My first step, I think, is to identify what I want

  • easy access to the CouchDB API

    It’s actually pretty important to me that this mirror the official API—it allows me to refer to it as documentation, it gives me (and others) a good guide to relatively completeness, it makes tracking any changes easier, etc. It gives me a built in structure.

  • good type guarantees for correctness

    Especially when some of these calls end up feeling like log strings of parameters, I want to make sure the compiler will tell me when I leave one out.

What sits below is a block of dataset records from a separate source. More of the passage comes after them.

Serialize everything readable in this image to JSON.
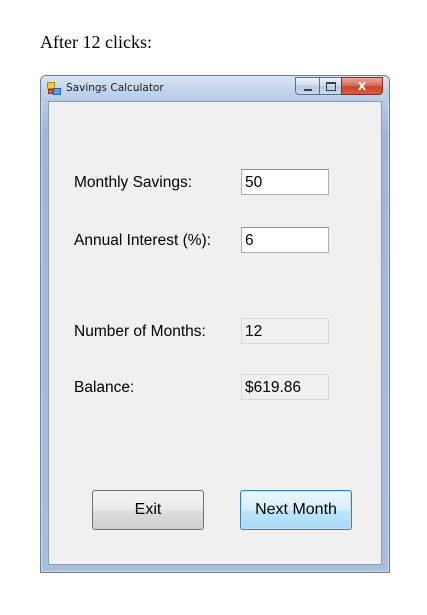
{
  "caption": "After 12 clicks:",
  "window": {
    "title": "Savings Calculator",
    "icon": "app-form-icon",
    "controls": {
      "minimize": "minimize-icon",
      "maximize": "maximize-icon",
      "close_glyph": "X"
    }
  },
  "form": {
    "monthly_savings": {
      "label": "Monthly Savings:",
      "value": "50"
    },
    "annual_interest": {
      "label": "Annual Interest (%):",
      "value": "6"
    },
    "number_of_months": {
      "label": "Number of Months:",
      "value": "12"
    },
    "balance": {
      "label": "Balance:",
      "value": "$619.86"
    }
  },
  "buttons": {
    "exit": "Exit",
    "next_month": "Next Month"
  },
  "colors": {
    "client_background": "#f0f0f0",
    "frame": "#b9cbe5",
    "close_button": "#c6452c",
    "focused_button_border": "#3c7fb1"
  }
}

  • to process streaming outputs in a streaming fashion

    Most access to individual records and what-not doesn’t require actual streaming—really, just incremental processing of what is ultimately going to be one result.

    But when you want to handle a bunch of records coming out of a view, or you want to hook into the _changes feed? Streaming must be available.

  • choice in streaming library

    At this point, I am more acquainted with Conduit, no question, but I would like to make sure not to exclude users of the Pipes library from being able to provide their own streaming option on top of this.

  • implicit parameters (host, port, database) most of the time

    Most of the time, I just want to stuff all the connection stuff into a Reader instance and never have to mention it again…

  • explicit parameters when I need it

    …except sometimes, when I really need to do something odd in the middle of a bunch of other stuff..

  • well maintaned

    Even if I have to do it myself.

So, that’s what I want to achieve. I think it is all achievable, but I’m going to start small and try and build up to it. The great thing is that I already have a body of code that’s currently using couchdb-conduit that I can use as a development testbed.